Он сел, но так, что сразу видно было: не надолго. Бочком, без основательности.
— Я звонила, звонила, — сказала Наташа, напоминая о его просьбе, — но все на Сапожникова или на Любу попадала. Летучка кончилась, как видишь.
— Спасибо, я понял… Я к Острогорцеву собрался, но это потом…
Он все еще сидел и смотрел на нее, хотя ясно видно было: не сидится ему!
— Ты можешь на минутку? — Он кивнул на дверь.
— Конечно.
Прямо с крыльца он позвал ее за угол домика, на узкую «смотровую» площадку, с которой открывался вид на всю плотину, от берега до берега, уже не разорванную проездом на две половины, а соединенную и выросшую до высоты многоэтажного современного дома. Над нею колдовали, шевелились, ревели сиренами огромные членистоногие-подъемные краны. Под левобережной скалой, на месте будущего здания ГЭС, уже обозначились массивным бетоном и ажурным плетением арматуры круглые основания под первые гидроагрегаты. На них работала теперь бригада Ливенкова…
— Наташа, — начал Юра, — мне надо было обязательно увидеть тебя.
— Что-то случилось? — забеспокоилась девушка.
— Случилось уже давно, только я хожу, как дурак, и все жду чего-то. Понимаешь, я не могу без тебя, я знаю, что мы должны быть вместе.
— Юрочка, милый… — Наташа смущенно оглянулась.
— Это ничего! — понял Юра. — Здесь у нас проходит половина жизни, здесь мы и встретились, если помнишь… Я был тогда не совсем…

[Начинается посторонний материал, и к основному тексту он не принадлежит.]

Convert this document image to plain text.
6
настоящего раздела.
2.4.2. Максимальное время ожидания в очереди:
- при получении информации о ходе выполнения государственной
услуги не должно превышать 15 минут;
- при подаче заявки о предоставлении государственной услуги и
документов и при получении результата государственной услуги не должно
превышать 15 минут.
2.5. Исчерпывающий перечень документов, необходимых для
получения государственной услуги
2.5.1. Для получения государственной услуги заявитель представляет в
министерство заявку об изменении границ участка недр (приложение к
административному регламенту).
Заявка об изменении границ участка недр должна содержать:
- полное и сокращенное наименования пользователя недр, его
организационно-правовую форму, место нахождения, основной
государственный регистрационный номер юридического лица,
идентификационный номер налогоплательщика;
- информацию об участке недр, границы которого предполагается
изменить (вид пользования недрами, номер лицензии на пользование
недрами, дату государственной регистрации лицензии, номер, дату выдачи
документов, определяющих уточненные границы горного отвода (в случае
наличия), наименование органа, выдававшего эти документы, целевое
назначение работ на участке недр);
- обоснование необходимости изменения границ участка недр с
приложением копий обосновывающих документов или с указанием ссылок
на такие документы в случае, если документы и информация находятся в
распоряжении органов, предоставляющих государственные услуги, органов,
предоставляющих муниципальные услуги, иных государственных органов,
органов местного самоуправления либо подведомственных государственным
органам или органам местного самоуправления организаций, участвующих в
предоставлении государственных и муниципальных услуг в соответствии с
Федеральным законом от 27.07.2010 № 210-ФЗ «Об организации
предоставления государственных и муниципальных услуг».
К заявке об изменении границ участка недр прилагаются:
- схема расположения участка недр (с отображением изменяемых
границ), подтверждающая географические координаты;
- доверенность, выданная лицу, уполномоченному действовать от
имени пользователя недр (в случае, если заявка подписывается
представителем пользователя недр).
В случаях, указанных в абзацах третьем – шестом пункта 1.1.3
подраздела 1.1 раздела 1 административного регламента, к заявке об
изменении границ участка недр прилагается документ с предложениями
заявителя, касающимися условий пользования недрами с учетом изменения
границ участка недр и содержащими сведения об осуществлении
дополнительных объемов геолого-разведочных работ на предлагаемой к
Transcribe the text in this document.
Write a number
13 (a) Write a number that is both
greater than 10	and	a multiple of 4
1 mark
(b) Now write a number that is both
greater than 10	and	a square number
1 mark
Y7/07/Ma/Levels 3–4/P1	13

— И сейчас тоже, Юра! — улыбнулась Наташа.
— Не в себе, что ли?
— Нет. Я не знаю, как сказать, но как-то…
Ей трудно было найти точное и не обидное слово, но она видела, что Юра и впрямь как не в себе сейчас. Он непонятно торопился куда-то. Вернее — слишком торопился сказать, словно боясь передумать. Вот что промелькнуло в сознании Наташи. А Юра вдруг увидел в ее лице, в сосредоточенном прищуре глаз что-то от Евы, которой тоже всегда хотелось найти более точное слово. И вот уже сама Ева проглянула сквозь непохожее лицо Наташи, как если бы одно изображение наложилось на другое.
Он растерялся и ненадолго замер в недоумении и словно бы отдалился от девушки на большое расстояние.

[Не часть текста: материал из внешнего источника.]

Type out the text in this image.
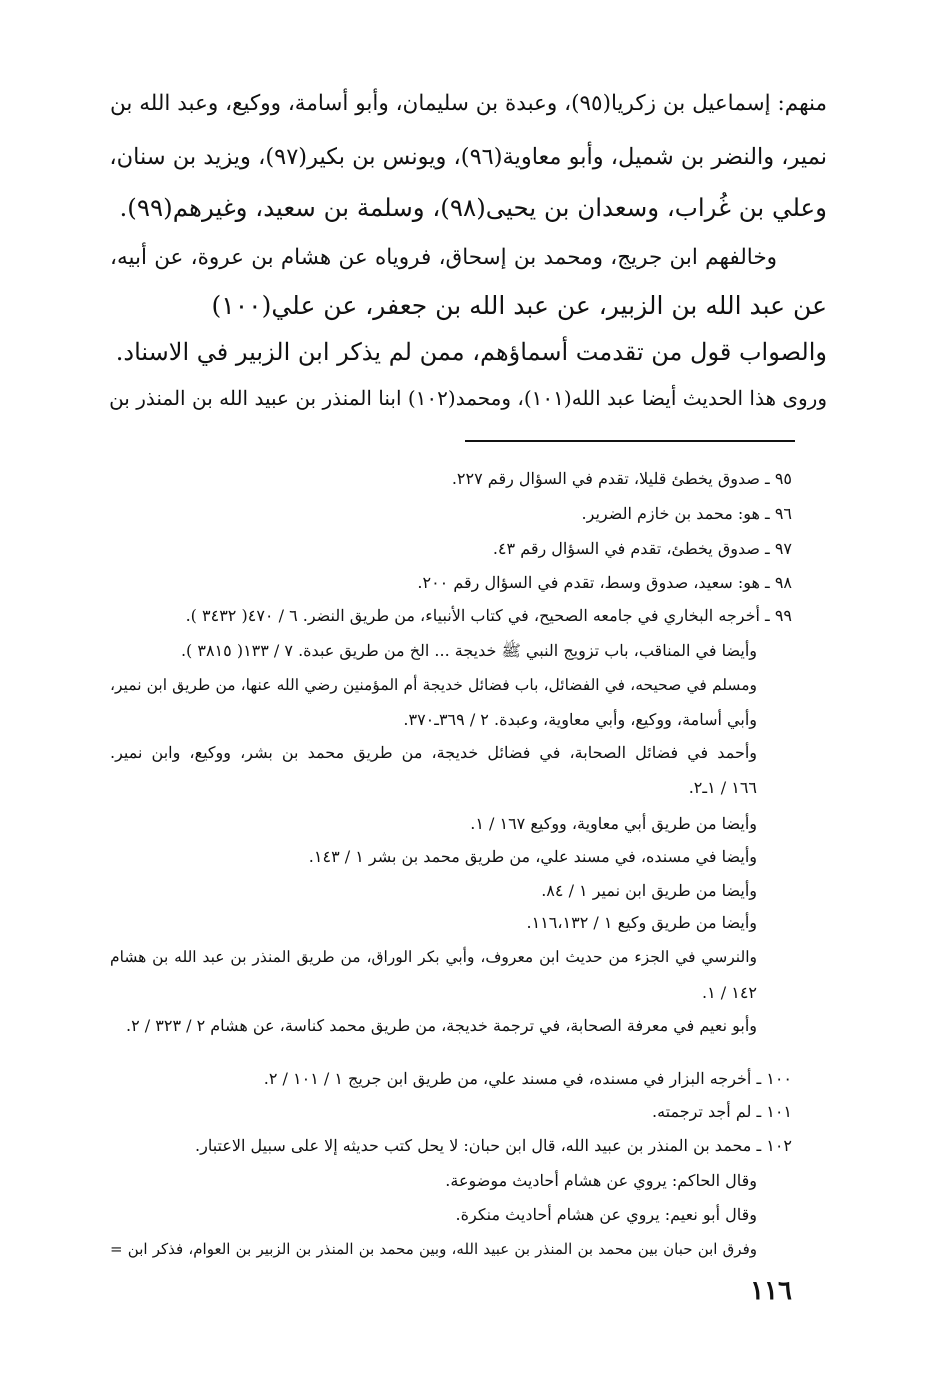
منهم: إسماعيل بن زكريا(٩٥)، وعبدة بن سليمان، وأبو أسامة، ووكيع، وعبد الله بن
نمير، والنضر بن شميل، وأبو معاوية(٩٦)، ويونس بن بكير(٩٧)، ويزيد بن سنان،
وعلي بن غُراب، وسعدان بن يحيى(٩٨)، وسلمة بن سعيد، وغيرهم(٩٩).
وخالفهم ابن جريج، ومحمد بن إسحاق، فروياه عن هشام بن عروة، عن أبيه،
عن عبد الله بن الزبير، عن عبد الله بن جعفر، عن علي(١٠٠)
والصواب قول من تقدمت أسماؤهم، ممن لم يذكر ابن الزبير في الاسناد.
وروى هذا الحديث أيضا عبد الله(١٠١)، ومحمد(١٠٢) ابنا المنذر بن عبيد الله بن المنذر بن
٩٥ ـ صدوق يخطئ قليلا، تقدم في السؤال رقم ٢٢٧.
٩٦ ـ هو: محمد بن خازم الضرير.
٩٧ ـ صدوق يخطئ، تقدم في السؤال رقم ٤٣.
٩٨ ـ هو: سعيد، صدوق وسط، تقدم في السؤال رقم ٢٠٠.
٩٩ ـ أخرجه البخاري في جامعه الصحيح، في كتاب الأنبياء، من طريق النضر. ٦ / ٤٧٠( ٣٤٣٢ ).
وأيضا في المناقب، باب تزويج النبي ﷺ خديجة ... الخ من طريق عبدة. ٧ / ١٣٣( ٣٨١٥ ).
ومسلم في صحيحه، في الفضائل، باب فضائل خديجة أم المؤمنين رضي الله عنها، من طريق ابن نمير،
وأبي أسامة، ووكيع، وأبي معاوية، وعبدة. ٢ / ٣٦٩ـ٣٧٠.
وأحمد في فضائل الصحابة، في فضائل خديجة، من طريق محمد بن بشر، ووكيع، وابن نمير.
١٦٦ / ١ـ٢.
وأيضا من طريق أبي معاوية، ووكيع ١٦٧ / ١.
وأيضا في مسنده، في مسند علي، من طريق محمد بن بشر ١ / ١٤٣.
وأيضا من طريق ابن نمير ١ / ٨٤.
وأيضا من طريق وكيع ١ / ١١٦،١٣٢.
والنرسي في الجزء من حديث ابن معروف، وأبي بكر الوراق، من طريق المنذر بن عبد الله بن هشام
١٤٢ / ١.
وأبو نعيم في معرفة الصحابة، في ترجمة خديجة، من طريق محمد كناسة، عن هشام ٢ / ٣٢٣ / ٢.
١٠٠ ـ أخرجه البزار في مسنده، في مسند علي، من طريق ابن جريج ١ / ١٠١ / ٢.
١٠١ ـ لم أجد ترجمته.
١٠٢ ـ محمد بن المنذر بن عبيد الله، قال ابن حبان: لا يحل كتب حديثه إلا على سبيل الاعتبار.
وقال الحاكم: يروي عن هشام أحاديث موضوعة.
وقال أبو نعيم: يروي عن هشام أحاديث منكرة.
وفرق ابن حبان بين محمد بن المنذر بن عبيد الله، وبين محمد بن المنذر بن الزبير بن العوام، فذكر ابن =
١١٦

— Юра! — позвала его Наташа.
— Я здесь, — опомнился он.
— Да нет, Юра, не здесь! Не здесь! — что-то почувствовала и поняла Наташа. — Ты же меня не видишь.
— Да что ты, Наташа!
— Ты не меня видишь!
Она закрыла лицо руками и отступила, спряталась за Юру, чтобы никто не увидел ее со штабного крылечка, редко пустовавшего. Некоторое время они так и стояли спиной друг к другу. Юра настолько был потрясен внезапной прозорливостью Наташи, что уже окончательно потерял способность говорить. Ему надо было возражать ей, уверять ее, и она в конце концов, возможно, поверила бы, но он не мог возразить против той правды, которую так удивительно, так прозорливо угадала Наташа. Наконец он просто не мог опомниться и растерял всю свою сообразительность и уверенность. Все, что здесь произошло, было непостижимо и непонятно: и то, что вдруг напомнила о себе почти совсем забытая теперь Ева, и еще более то, что Наташа тоже как бы увидела, почувствовала ее присутствие.
— Уйди, Юра, — тихо попросила Наташа.
— Ну ладно, ну… — Юра страдал вместе с нею, но особенно больно было ему оттого, что больно ей. Он попытался приласкать, пожалеть ее, но девушка отстранилась и съежилась от его прикосновения, как от чего-то неприятного. Он тогда повернулся и медленно, понуро, как никогда не хаживал прежде, начал спускаться по дорожке в котлован. Он мало что видел и мало что слышал, и остался как будто совсем один в этом шумливом и людном, знакомом и родном, но сегодня до непонятности странном мире. Опять один…
Острогорцев заканчивал очередной трудный разговор с главным механиком стройки.
— Я хочу понять, — говорил он, — почему с участков все время идут жалобы на работу механизмов и механизаторов? У вас не хватает единиц или механизмы слишком быстро выходят из строя? Не справляются ремонтные мастерские или еще что-нибудь?
Сорокапуд почти на все вопросы отвечал одинаково: «И это есть… И это тоже». Потом вспоминал что-то свое и даже радовался новому козырю:
— Кадры механизаторов не всегда на уровне.
— Так учите их!
— Все по сменам расписаны, учить некогда.
— А я вот и работаю и без отдыха учусь постигать своих ближайших помощников. — Острогорцев не скрывал, что и сейчас он стремится постичь кое-что.